Helmtest: Klapphelme (Archivversion) Test-Info

Die Sicherheitstests nahm MOTORRAD auf den Prüfeinrichtungen des ADAC und des TÜV Rheinland vor. Zentraler Prüfpunkt war der Stoßdämpfungstest entsprechend der ECE-Norm, bei dem der Helm mitsamt dem gut fünf Kilogramm schweren Prüfkopf aus einer Höhe von 2,87 Metern auf den Prüfkörper fällt. Neben dem Aufschlag auf eine flache Unterlage wurde der Stoß auf eine Kante geprüft, die dem Anprall gegen einen Bordstein simulieren soll. Die Aufprallgeschwindigkeit beträgt 27 km/h. Das erscheint zunächst niedrig, jedoch sind die gemessenen Werte bereits in einer Größenordnung, bei der Schädigungen des Gehirns möglich sind. Mit der Fahrgeschwindigkeit hat die effektive Aufprallgeschwindigkeit nicht direkt zu tun, diese ist etwa bei einem Sturz mit 100 km/h praktisch immer erheblich niedriger. Wer mit 40 km/h gegen eine Betonwand fahren würde, hätte wenig Überlebenschancen. Bei den Aufschlagpunkten wurden die nach Unfallstatistiken am häufigsten betroffenen Stellen ausgewählt: Ohrbereich, Stirnbereich seitlich und Hinterkopfbereich. Ausgewertet wird dabei der Spitzenwert der Verzögerung und der HIC-Wert (Head Injury Criterium), der den Kurvenverlauf der Verzögerung berücksichtigt. Von jedem Modell wurden zwei Größen getestet, jeweils für die Prüfköpfe 54 und 60 passende Helme. Dabei können sich durchaus Unterschiede ergeben, da alle Testmodelle mit einer einzigen Schalengröße für die gesamte Größenstaffel arbeiten. Kleine Größen sind entsprechend mehr gepolstert als große. Gerade bei Klapphelmen ist die Dämpfung des Kinnteils interessant, für die es in der ECE-Norm bisher keine Vorgaben gibt. Der TÜV machte dazu Versuchsreihen, bei denen der Prüfkopf mit Helm zentral auf den Kinnbügel fällt. Gemessen wird dabei die Kopfverzögerung, die Kinnriemenkraft und die auf denn Kinnbereich wirkende Kraft.
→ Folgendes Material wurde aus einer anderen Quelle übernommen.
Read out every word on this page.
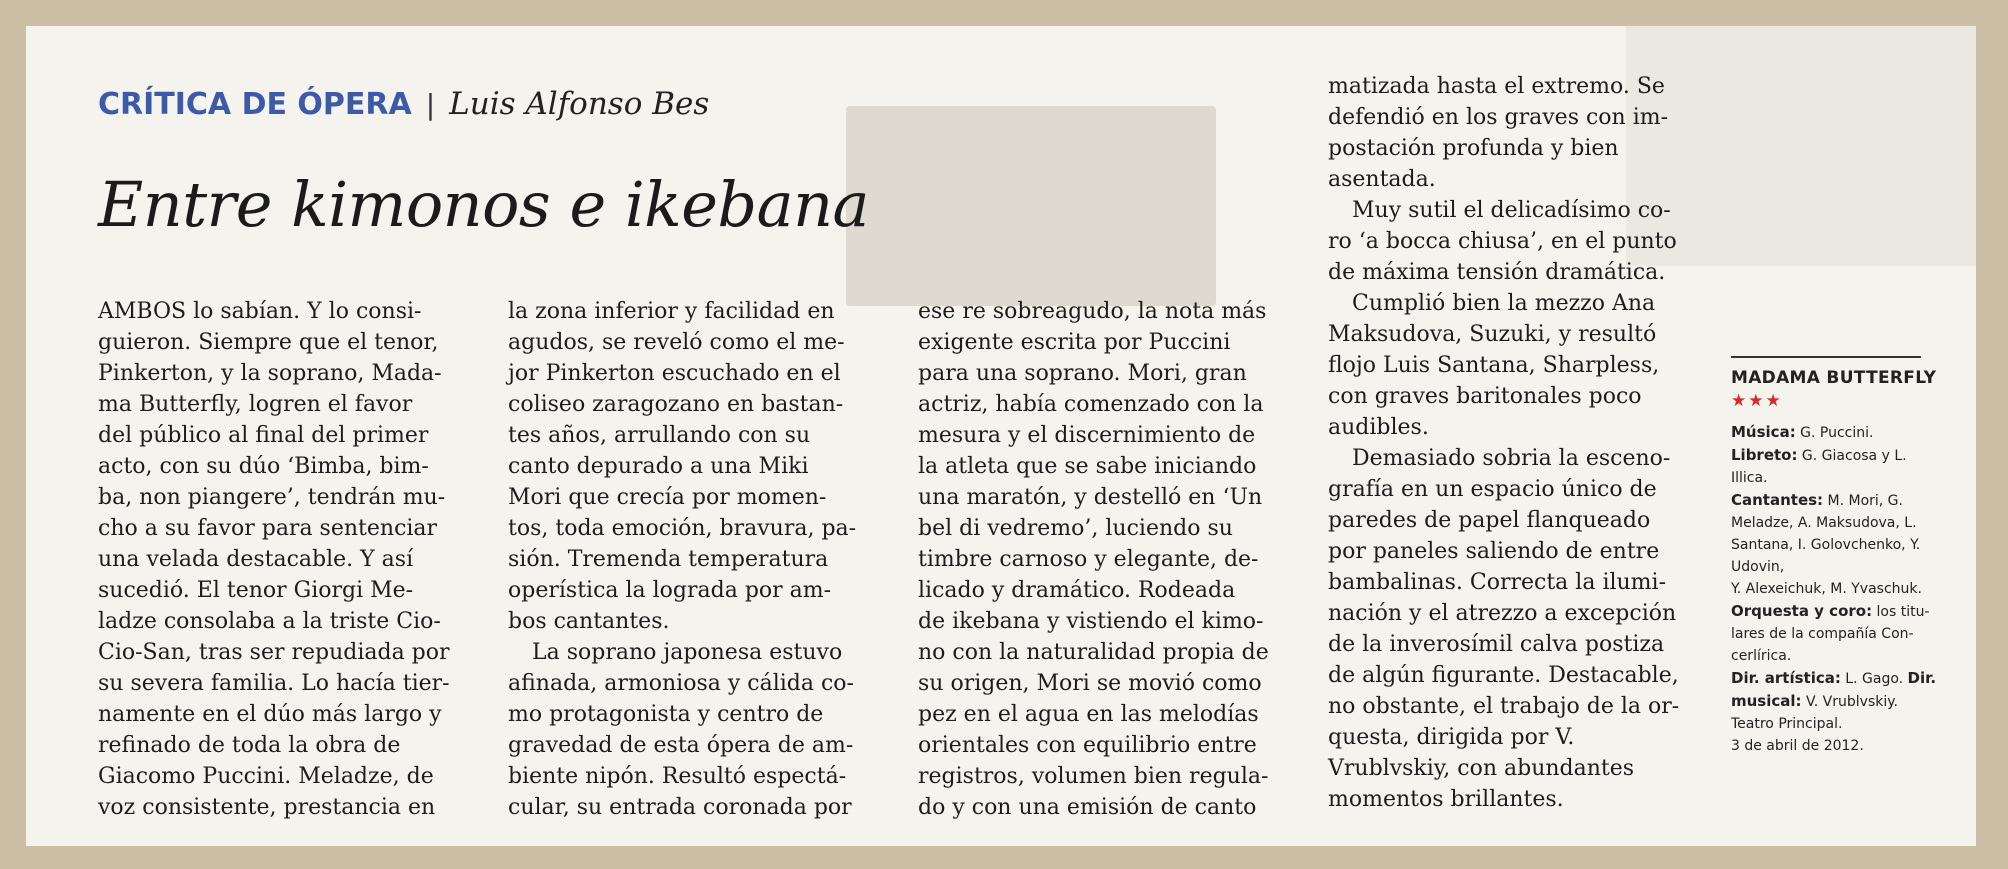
CRÍTICA DE ÓPERA | Luis Alfonso Bes
Entre kimonos e ikebana
AMBOS lo sabían. Y lo consi-
guieron. Siempre que el tenor,
Pinkerton, y la soprano, Mada-
ma Butterfly, logren el favor
del público al final del primer
acto, con su dúo ‘Bimba, bim-
ba, non piangere’, tendrán mu-
cho a su favor para sentenciar
una velada destacable. Y así
sucedió. El tenor Giorgi Me-
ladze consolaba a la triste Cio-
Cio-San, tras ser repudiada por
su severa familia. Lo hacía tier-
namente en el dúo más largo y
refinado de toda la obra de
Giacomo Puccini. Meladze, de
voz consistente, prestancia en
la zona inferior y facilidad en
agudos, se reveló como el me-
jor Pinkerton escuchado en el
coliseo zaragozano en bastan-
tes años, arrullando con su
canto depurado a una Miki
Mori que crecía por momen-
tos, toda emoción, bravura, pa-
sión. Tremenda temperatura
operística la lograda por am-
bos cantantes.
La soprano japonesa estuvo
afinada, armoniosa y cálida co-
mo protagonista y centro de
gravedad de esta ópera de am-
biente nipón. Resultó espectá-
cular, su entrada coronada por
ese re sobreagudo, la nota más
exigente escrita por Puccini
para una soprano. Mori, gran
actriz, había comenzado con la
mesura y el discernimiento de
la atleta que se sabe iniciando
una maratón, y destelló en ‘Un
bel di vedremo’, luciendo su
timbre carnoso y elegante, de-
licado y dramático. Rodeada
de ikebana y vistiendo el kimo-
no con la naturalidad propia de
su origen, Mori se movió como
pez en el agua en las melodías
orientales con equilibrio entre
registros, volumen bien regula-
do y con una emisión de canto
matizada hasta el extremo. Se
defendió en los graves con im-
postación profunda y bien
asentada.
Muy sutil el delicadísimo co-
ro ‘a bocca chiusa’, en el punto
de máxima tensión dramática.
Cumplió bien la mezzo Ana
Maksudova, Suzuki, y resultó
flojo Luis Santana, Sharpless,
con graves baritonales poco
audibles.
Demasiado sobria la esceno-
grafía en un espacio único de
paredes de papel flanqueado
por paneles saliendo de entre
bambalinas. Correcta la ilumi-
nación y el atrezzo a excepción
de la inverosímil calva postiza
de algún figurante. Destacable,
no obstante, el trabajo de la or-
questa, dirigida por V.
Vrublvskiy, con abundantes
momentos brillantes.
MADAMA BUTTERFLY
★★★
Música: G. Puccini.
Libreto: G. Giacosa y L.
Illica.
Cantantes: M. Mori, G.
Meladze, A. Maksudova, L.
Santana, I. Golovchenko, Y.
Udovin,
Y. Alexeichuk, M. Yvaschuk.
Orquesta y coro: los titu-
lares de la compañía Con-
cerlírica.
Dir. artística: L. Gago. Dir.
musical: V. Vrublvskiy.
Teatro Principal.
3 de abril de 2012.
Für die Visierdurchdringung gab es zwei Tests: Neben dem ECE-Test, bei dem eine drei Kilogramm schwere Kugel aus einem Meter Höhe auf das Visier fällt, wurde die Fallhöhe in einer zweiten Reihe auf 1,75 Meter gesteigert.Die Kratzfestigkeit der Visiere testete die PTB (Physikalisch-Technische Bundesanstalt) in Braunschweig in einem standardisierten Sandrieseltest. Auch hier setzt die ECE einen Grenzwert (5 cd/m² lx), nicht jedoch für das Beschlagverhalten. Dies wird in einer Wasserdampf-Atmosphäre untersucht, der Visiere mit wirksamen Beschichtungen länger als eine Sekunde widerstehen können.